The HCBMs family got involved and told her to stop with her lies as she was having a detrimental impact on the kids lives. After this she agreed to sign our proposal of 50/50 contact.

I'm not naive that there won't be struggles down the line but her family have told us they agree with our position and were willing to speak on our behalf if she had not agreed. This makes me feel a little more positive that if she tries to pull any crap again we'll have some backing because they know what she can be like too.

I have tried to take a different approach with my SD too (She has always liked me but we did clash at points due to her mean girl behaviour and I have struggled to like her) and I think it is helping. Still a ways to go but getting there.

I'm not naive to think that this will be all rainbows and sunshine from here on in but I have reconciled some of my previous worries and recognise now that any decision I make now about staying doesn't mean that I can't change that decision down the road if things get really bad again. 

Talking about everything with my SO definitely did help and I know he gets where I am coming from and wants to help make things easier for me. We are both seeing counsellors to help still with all the stress and drama we have been put through this last year. 

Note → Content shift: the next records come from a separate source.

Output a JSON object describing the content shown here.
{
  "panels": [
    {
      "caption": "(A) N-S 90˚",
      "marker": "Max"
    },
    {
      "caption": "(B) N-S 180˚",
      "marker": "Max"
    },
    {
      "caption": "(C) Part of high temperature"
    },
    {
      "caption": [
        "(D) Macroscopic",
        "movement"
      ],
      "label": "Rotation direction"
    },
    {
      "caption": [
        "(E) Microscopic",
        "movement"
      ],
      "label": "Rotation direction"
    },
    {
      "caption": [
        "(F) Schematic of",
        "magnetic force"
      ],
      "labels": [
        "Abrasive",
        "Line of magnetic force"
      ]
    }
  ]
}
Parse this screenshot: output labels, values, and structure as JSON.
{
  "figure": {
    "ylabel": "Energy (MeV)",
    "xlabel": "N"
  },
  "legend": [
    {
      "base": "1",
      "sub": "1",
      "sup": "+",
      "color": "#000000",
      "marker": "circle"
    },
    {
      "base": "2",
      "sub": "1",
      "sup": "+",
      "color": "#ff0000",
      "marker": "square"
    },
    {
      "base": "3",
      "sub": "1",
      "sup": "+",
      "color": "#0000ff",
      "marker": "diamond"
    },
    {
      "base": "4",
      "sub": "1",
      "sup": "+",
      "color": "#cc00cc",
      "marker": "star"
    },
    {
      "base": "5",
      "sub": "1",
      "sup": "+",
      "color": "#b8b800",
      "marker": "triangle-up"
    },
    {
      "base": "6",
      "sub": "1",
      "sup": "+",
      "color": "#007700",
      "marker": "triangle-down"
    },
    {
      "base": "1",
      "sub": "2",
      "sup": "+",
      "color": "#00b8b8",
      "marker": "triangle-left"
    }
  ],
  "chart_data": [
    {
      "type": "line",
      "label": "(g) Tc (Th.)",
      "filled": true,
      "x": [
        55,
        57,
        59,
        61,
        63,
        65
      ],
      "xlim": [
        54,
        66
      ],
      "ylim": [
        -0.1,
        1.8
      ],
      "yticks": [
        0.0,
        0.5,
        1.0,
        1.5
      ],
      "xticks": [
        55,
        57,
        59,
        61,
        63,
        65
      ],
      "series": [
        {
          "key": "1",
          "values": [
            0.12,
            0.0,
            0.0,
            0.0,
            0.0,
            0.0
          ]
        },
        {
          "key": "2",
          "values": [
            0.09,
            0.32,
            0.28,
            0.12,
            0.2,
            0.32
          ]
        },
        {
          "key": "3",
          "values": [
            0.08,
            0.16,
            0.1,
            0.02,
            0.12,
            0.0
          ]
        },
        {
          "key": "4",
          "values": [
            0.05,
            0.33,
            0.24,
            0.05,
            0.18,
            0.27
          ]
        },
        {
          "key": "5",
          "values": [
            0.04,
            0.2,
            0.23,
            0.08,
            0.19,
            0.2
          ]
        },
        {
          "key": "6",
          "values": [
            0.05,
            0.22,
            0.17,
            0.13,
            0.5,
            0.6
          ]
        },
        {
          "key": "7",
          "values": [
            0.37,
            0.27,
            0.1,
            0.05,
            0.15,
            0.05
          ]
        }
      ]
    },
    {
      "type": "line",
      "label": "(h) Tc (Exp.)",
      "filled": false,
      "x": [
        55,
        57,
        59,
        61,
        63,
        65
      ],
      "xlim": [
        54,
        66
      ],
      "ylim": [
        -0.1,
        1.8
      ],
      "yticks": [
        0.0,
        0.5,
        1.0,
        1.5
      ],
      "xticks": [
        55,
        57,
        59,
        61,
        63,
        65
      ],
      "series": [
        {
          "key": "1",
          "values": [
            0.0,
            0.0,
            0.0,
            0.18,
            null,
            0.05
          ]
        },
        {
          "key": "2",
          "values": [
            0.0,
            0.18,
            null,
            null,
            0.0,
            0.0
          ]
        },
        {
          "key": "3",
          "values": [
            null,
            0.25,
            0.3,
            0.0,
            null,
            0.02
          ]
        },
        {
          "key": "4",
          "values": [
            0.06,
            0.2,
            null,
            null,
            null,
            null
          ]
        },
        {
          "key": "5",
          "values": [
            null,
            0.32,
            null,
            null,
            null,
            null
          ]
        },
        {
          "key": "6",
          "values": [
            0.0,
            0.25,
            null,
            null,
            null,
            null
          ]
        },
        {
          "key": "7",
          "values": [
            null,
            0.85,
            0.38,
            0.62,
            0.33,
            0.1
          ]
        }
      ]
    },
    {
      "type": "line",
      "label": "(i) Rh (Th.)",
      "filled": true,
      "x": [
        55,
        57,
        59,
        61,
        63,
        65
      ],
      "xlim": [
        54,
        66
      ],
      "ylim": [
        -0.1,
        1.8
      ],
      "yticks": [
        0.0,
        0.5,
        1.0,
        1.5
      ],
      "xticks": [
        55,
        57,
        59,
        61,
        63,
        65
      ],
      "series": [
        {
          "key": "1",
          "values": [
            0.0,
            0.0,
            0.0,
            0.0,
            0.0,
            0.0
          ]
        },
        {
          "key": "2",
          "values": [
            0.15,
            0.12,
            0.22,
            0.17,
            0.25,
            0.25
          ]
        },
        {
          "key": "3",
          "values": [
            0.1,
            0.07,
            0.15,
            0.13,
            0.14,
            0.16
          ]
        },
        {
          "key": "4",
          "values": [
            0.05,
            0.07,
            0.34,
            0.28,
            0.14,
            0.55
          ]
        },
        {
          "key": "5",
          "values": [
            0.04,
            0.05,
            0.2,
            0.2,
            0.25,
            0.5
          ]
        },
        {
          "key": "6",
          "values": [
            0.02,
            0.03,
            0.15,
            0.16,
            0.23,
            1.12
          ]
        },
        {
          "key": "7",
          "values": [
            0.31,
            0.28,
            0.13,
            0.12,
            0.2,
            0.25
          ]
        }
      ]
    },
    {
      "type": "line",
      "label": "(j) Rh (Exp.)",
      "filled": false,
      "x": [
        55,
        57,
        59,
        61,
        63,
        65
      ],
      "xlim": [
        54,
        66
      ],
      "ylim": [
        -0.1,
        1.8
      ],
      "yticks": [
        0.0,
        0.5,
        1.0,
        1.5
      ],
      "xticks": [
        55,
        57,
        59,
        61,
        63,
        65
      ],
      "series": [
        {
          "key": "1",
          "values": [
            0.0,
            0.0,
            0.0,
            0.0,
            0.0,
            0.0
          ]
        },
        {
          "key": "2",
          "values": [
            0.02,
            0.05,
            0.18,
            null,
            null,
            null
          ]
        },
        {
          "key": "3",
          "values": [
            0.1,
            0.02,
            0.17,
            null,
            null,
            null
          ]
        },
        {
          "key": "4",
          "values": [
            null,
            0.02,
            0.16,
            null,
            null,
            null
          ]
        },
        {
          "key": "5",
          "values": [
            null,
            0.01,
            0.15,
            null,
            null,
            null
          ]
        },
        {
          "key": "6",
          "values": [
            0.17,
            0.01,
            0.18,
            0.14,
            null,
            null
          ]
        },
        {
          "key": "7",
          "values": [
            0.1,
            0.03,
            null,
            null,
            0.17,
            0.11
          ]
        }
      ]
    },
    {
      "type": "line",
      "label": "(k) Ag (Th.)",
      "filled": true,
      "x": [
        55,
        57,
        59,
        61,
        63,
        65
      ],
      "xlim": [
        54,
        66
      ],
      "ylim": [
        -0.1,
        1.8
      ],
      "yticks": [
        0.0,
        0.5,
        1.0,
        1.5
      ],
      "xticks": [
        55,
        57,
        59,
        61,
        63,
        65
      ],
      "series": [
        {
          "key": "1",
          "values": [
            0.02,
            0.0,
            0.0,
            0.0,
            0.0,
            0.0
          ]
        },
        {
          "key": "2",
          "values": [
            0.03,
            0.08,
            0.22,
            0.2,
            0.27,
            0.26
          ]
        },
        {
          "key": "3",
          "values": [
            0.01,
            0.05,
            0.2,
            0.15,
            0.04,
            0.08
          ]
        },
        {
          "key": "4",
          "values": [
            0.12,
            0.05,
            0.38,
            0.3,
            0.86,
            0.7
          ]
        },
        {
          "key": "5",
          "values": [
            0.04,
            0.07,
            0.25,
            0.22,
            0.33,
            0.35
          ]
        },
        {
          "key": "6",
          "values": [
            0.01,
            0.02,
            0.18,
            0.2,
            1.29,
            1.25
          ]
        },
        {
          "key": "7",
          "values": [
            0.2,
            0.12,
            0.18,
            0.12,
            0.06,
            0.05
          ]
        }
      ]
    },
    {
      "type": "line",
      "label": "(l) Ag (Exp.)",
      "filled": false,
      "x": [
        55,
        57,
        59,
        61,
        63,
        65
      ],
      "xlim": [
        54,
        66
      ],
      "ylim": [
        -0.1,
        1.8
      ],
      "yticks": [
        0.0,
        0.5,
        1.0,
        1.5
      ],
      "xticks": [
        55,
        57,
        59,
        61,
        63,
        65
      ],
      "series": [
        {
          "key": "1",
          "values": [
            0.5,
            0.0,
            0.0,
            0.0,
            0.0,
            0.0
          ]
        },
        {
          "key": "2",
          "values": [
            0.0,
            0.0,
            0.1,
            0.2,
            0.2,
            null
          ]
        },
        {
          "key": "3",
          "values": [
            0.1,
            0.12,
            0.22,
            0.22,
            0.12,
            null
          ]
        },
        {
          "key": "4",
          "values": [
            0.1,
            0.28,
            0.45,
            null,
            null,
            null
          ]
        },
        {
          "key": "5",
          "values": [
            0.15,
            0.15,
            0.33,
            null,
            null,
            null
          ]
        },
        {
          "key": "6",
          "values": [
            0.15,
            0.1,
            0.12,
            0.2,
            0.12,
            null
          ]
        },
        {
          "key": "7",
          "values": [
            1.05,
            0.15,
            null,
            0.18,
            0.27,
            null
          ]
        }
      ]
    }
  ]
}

I just thought I would put out in the world what has happened as it does feel pretty good for right now. 

Comments

justmakingthebest's picture

I am so glad that you were able to avoid court. The costs associated when you get into battles like that are astronomical! You are young and don't need to start your life out in major debt trying to work through this with your SO.

I am also glad that he seems to have listened to you and respects your feelings. That is HUGE and seems to be rare. 

Keep us posted and know that your experiences as a SM can be valuable to others on this page, so don't be a stranger!